Officially, only one banknote has not been released in circulation because of a mistake, even though other banknotes with mistakes had been issued.

=== Banknote examples ===

These are the most important mistakes that have been noticed to date:
- Both designs of the 50 fening banknote imprinted the adjective "convertible" next to the noun "pfenig", although only the mark has the "convertible" prefix ("50 KONVERTIBILNIH PFENIGA" / "50 КОНВЕРТИБИЛНИХ ПФЕНИГА").
- The KM 1 banknote for Republika Srpska was imprinted "ИВО АНДРИЂ / IVO ANDRIĐ" instead of "ИВО АНДРИЋ / IVO ANDRIĆ". This banknote was immediately removed from circulation.
- Both designs of the KM 5 banknote had the Cyrillic word "five" incorrectly printed in Latin script on its reverse ("PET КОНВЕРТИБИЛНИХ МАРАКА", instead of "ПЕТ ...").
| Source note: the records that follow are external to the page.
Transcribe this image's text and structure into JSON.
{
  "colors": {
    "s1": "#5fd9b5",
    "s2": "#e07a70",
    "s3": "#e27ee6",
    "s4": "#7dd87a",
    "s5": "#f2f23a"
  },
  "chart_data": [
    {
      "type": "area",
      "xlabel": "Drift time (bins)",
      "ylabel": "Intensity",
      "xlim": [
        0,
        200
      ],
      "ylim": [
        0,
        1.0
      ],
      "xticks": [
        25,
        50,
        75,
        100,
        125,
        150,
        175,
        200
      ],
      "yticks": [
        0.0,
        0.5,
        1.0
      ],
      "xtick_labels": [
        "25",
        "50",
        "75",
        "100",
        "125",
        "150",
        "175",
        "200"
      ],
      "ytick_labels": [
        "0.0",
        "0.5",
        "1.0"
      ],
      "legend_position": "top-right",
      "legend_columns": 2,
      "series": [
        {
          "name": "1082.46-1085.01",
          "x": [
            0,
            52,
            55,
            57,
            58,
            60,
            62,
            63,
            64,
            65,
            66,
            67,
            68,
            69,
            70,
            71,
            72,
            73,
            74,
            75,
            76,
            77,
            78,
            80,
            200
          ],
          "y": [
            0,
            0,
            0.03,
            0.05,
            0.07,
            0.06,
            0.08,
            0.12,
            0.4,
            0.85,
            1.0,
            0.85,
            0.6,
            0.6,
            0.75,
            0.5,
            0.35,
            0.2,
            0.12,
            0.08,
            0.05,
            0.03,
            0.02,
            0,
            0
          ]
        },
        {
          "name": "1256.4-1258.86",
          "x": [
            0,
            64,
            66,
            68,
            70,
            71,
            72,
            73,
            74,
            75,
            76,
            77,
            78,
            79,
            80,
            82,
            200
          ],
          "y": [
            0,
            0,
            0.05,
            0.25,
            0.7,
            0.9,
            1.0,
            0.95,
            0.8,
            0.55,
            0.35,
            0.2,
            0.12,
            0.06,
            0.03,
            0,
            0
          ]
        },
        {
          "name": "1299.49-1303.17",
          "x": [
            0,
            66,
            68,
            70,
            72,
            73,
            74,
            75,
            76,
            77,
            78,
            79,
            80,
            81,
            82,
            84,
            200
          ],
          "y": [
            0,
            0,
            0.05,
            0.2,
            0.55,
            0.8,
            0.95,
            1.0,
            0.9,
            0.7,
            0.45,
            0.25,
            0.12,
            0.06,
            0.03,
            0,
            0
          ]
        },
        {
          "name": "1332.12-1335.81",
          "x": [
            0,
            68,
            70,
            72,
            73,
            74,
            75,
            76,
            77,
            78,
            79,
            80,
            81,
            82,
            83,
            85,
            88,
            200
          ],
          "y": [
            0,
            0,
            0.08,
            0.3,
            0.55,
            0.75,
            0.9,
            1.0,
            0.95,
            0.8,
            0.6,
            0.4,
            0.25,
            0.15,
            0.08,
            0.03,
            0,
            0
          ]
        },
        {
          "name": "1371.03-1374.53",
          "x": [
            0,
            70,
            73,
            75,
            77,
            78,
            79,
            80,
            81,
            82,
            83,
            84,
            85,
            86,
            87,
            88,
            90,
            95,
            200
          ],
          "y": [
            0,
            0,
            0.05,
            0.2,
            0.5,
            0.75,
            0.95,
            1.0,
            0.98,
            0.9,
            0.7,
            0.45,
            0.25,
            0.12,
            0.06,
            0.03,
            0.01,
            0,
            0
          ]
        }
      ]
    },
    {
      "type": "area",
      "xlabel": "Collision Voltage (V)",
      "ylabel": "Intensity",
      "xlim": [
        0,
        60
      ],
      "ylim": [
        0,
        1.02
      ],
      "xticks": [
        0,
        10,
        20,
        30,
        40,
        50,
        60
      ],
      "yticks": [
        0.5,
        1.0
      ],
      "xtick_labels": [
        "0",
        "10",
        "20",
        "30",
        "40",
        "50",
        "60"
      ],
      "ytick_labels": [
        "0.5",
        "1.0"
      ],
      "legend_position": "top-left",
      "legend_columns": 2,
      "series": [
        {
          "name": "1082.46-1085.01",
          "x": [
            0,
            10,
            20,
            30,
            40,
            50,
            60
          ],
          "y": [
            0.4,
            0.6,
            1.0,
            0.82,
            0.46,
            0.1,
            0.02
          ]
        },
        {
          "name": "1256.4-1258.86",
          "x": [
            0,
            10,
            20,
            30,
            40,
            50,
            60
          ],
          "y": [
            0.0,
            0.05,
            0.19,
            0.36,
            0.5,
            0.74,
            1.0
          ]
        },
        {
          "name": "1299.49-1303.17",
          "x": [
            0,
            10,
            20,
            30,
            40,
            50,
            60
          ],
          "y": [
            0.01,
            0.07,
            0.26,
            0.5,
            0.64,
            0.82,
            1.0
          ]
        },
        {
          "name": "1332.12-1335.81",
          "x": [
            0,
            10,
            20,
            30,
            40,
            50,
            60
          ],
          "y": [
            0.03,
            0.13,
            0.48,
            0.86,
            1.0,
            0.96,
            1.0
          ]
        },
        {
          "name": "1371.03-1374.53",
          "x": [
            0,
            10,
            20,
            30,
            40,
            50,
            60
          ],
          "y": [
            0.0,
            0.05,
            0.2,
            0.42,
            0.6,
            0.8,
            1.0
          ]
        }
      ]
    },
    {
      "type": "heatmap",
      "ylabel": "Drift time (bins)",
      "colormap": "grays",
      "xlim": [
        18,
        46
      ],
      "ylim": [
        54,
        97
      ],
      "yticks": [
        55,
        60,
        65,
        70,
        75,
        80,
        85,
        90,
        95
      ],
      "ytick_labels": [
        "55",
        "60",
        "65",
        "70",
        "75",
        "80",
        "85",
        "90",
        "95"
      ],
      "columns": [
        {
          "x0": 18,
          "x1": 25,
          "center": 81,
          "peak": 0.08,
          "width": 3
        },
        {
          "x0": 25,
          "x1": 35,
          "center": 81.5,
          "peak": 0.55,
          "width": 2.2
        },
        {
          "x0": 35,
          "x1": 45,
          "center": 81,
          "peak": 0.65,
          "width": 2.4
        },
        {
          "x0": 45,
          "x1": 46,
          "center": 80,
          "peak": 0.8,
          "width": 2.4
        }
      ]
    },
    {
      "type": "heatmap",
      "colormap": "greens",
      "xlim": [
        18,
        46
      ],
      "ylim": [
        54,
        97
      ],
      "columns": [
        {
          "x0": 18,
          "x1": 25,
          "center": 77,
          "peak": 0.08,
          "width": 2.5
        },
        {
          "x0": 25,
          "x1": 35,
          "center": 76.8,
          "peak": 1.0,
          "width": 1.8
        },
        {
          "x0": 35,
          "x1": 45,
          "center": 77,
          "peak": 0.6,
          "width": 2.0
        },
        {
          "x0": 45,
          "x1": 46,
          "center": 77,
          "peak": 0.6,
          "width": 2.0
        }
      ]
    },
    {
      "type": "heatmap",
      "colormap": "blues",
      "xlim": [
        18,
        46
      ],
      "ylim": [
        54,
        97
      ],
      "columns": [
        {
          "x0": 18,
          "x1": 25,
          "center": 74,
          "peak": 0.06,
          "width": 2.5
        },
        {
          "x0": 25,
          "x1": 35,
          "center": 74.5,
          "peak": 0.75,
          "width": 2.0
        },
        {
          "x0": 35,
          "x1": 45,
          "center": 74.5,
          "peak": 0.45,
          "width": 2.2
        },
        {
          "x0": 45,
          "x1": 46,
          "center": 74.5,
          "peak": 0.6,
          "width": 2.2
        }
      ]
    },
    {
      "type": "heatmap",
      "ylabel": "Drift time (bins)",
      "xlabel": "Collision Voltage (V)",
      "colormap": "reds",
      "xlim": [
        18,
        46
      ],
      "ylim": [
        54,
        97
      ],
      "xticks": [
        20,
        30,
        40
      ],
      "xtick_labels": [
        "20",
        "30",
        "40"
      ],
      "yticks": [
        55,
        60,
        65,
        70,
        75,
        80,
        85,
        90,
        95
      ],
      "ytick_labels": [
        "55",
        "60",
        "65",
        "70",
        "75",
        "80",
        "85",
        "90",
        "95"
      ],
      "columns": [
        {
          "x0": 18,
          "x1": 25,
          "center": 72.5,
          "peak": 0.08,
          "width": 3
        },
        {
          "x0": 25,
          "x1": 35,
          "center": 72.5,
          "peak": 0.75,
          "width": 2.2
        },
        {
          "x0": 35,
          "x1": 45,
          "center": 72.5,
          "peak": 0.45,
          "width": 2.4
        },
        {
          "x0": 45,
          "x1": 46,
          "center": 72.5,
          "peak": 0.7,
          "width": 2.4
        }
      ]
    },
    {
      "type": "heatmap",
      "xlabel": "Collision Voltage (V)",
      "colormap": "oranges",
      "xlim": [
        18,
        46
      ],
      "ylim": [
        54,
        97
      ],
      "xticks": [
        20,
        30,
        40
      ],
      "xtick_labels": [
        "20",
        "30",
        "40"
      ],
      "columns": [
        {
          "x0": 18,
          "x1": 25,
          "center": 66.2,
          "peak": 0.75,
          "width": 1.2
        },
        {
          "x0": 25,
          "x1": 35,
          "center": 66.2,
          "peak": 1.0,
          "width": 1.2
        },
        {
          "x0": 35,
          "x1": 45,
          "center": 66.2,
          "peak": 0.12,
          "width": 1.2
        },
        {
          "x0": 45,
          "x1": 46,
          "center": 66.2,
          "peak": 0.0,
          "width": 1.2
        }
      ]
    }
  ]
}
Also, Meša Selimović's name is written in Cyrillic as "Меща Селимовић" instead of "Meша Селимовић" (the letter щ is not even used in any of the official languages of Bosnia and Herzegovina).
- The KM 10 banknote for Republika Srpska, first series, 1998, had Aleksa Šantić's name printed in Latin script although it should have been printed in Cyrillic script as it is on all other examples of the 1998 series.
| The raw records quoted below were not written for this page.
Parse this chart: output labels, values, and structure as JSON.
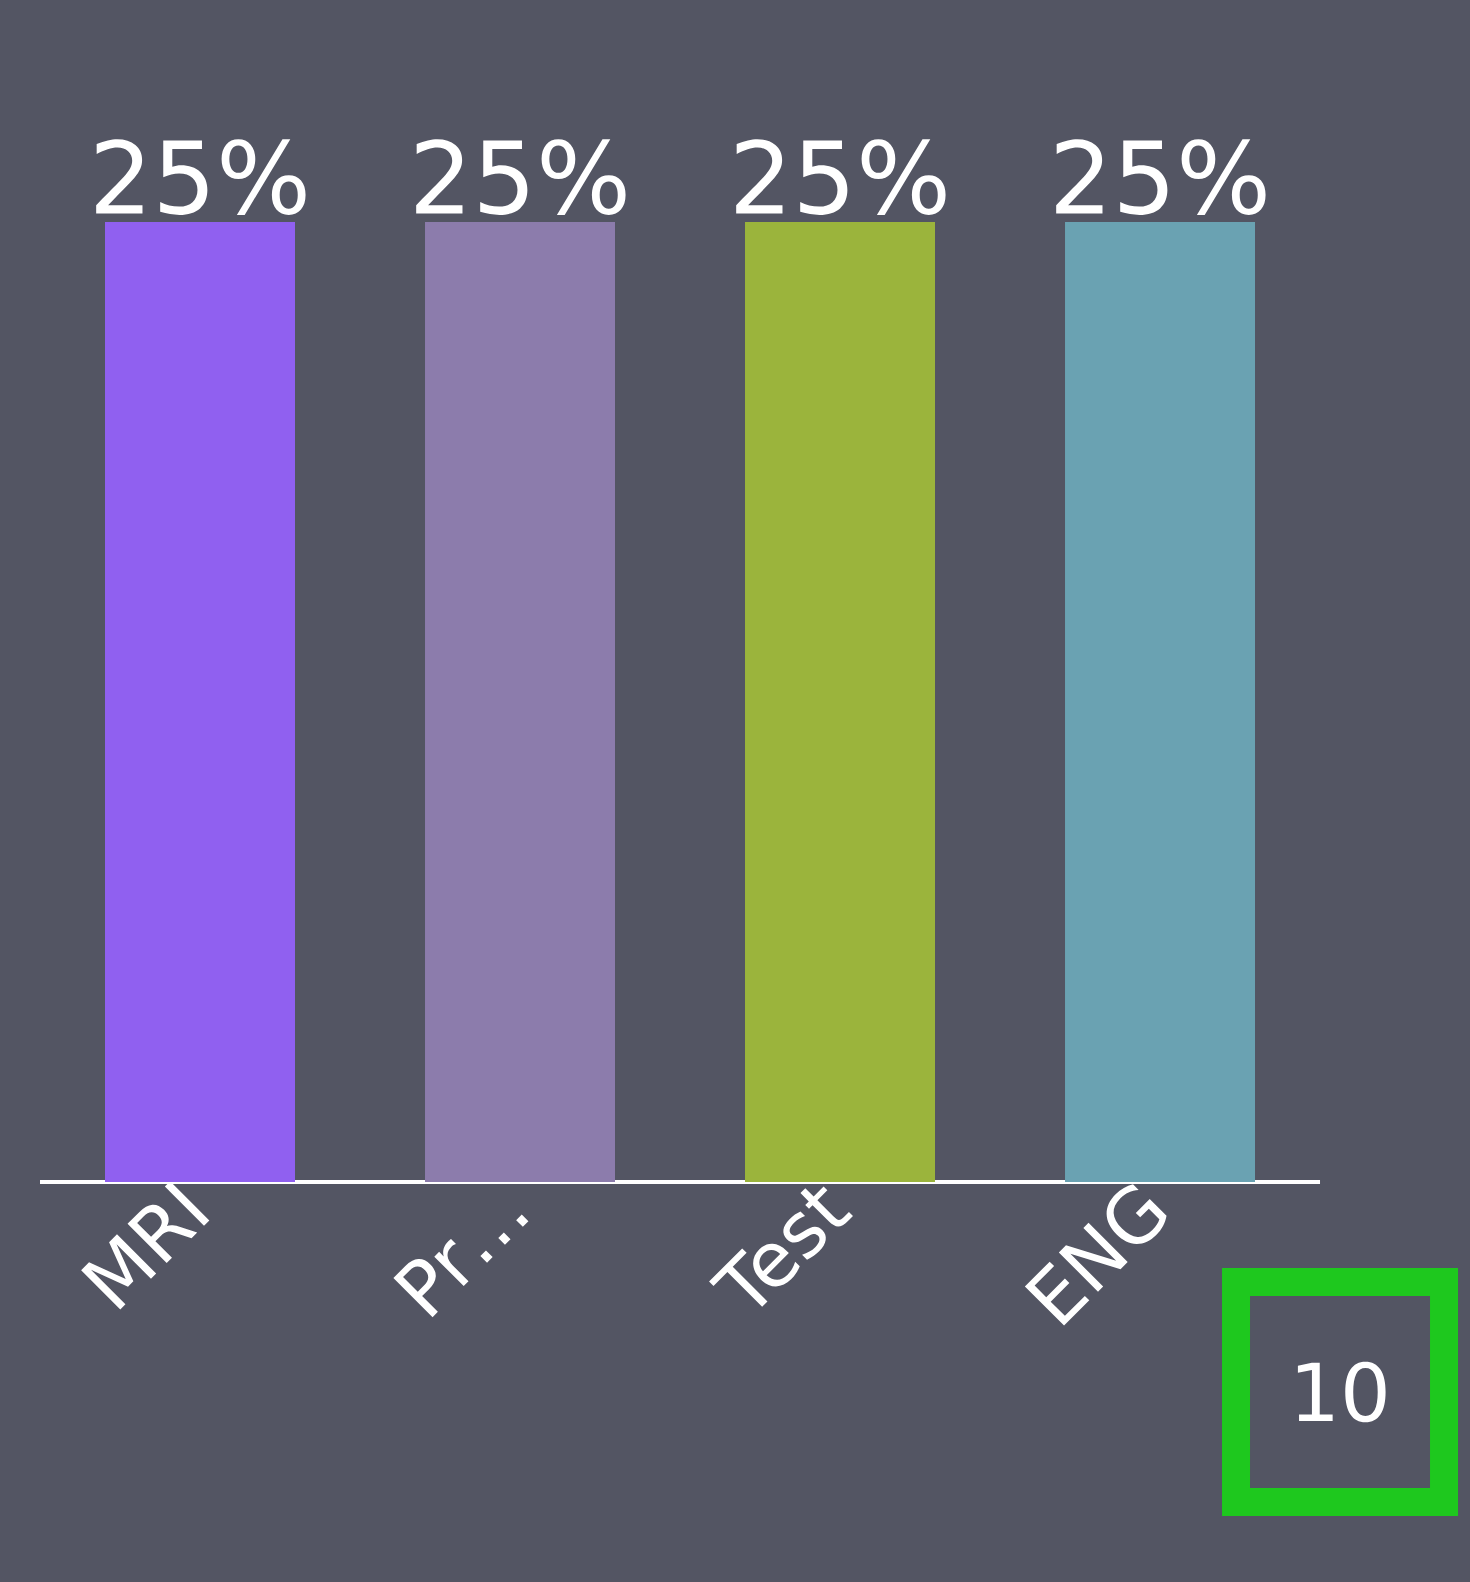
{
  "chart_data": {
    "type": "bar",
    "categories": [
      "MRI",
      "Pr…",
      "Test",
      "ENG"
    ],
    "values": [
      25,
      25,
      25,
      25
    ],
    "colors": [
      "#9060f0",
      "#8c7cac",
      "#9bb43c",
      "#6aa2b2"
    ],
    "value_labels": [
      "25%",
      "25%",
      "25%",
      "25%"
    ],
    "annotations": [
      "10"
    ]
  }
}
- Both designs of the KM 100 banknote were incorrectly printed with the Cyrillic abbreviation of the Central Bank of Bosnia and Herzegovina with "Џ / Dž" instead of "Ц / C" (i. e. "ЏББХ / DžBBH" instead of "ЦББХ / CBBH") in the safety bar.
- In 2017, Edin Bujak of the Department of Archaeology of the Faculty of Philosophy in Sarajevo noticed a mistake on the KM 10 banknote for the Federation of B&H. The picture of the stećak on the reverse is actually a picture of a stećak from Križevići, Olovo and not from the Radimlja necropolis as stated on the banknote. The Central Bank of Bosnia and Herzegovina confirmed this mistake, and it will be corrected in future printing of the banknote.

=== Coin examples ===
- The name of the subdivision of the convertible mark has been incorrectly engraved on coins: the word "pfenig" has been engraved as "fening". This mistake has taken such a hold, especially because there were and are no 50 pfenig/fening banknotes in circulation, that "fening" was officially adopted as the name of the hundredth unit of the KM and is not recognized as incorrect.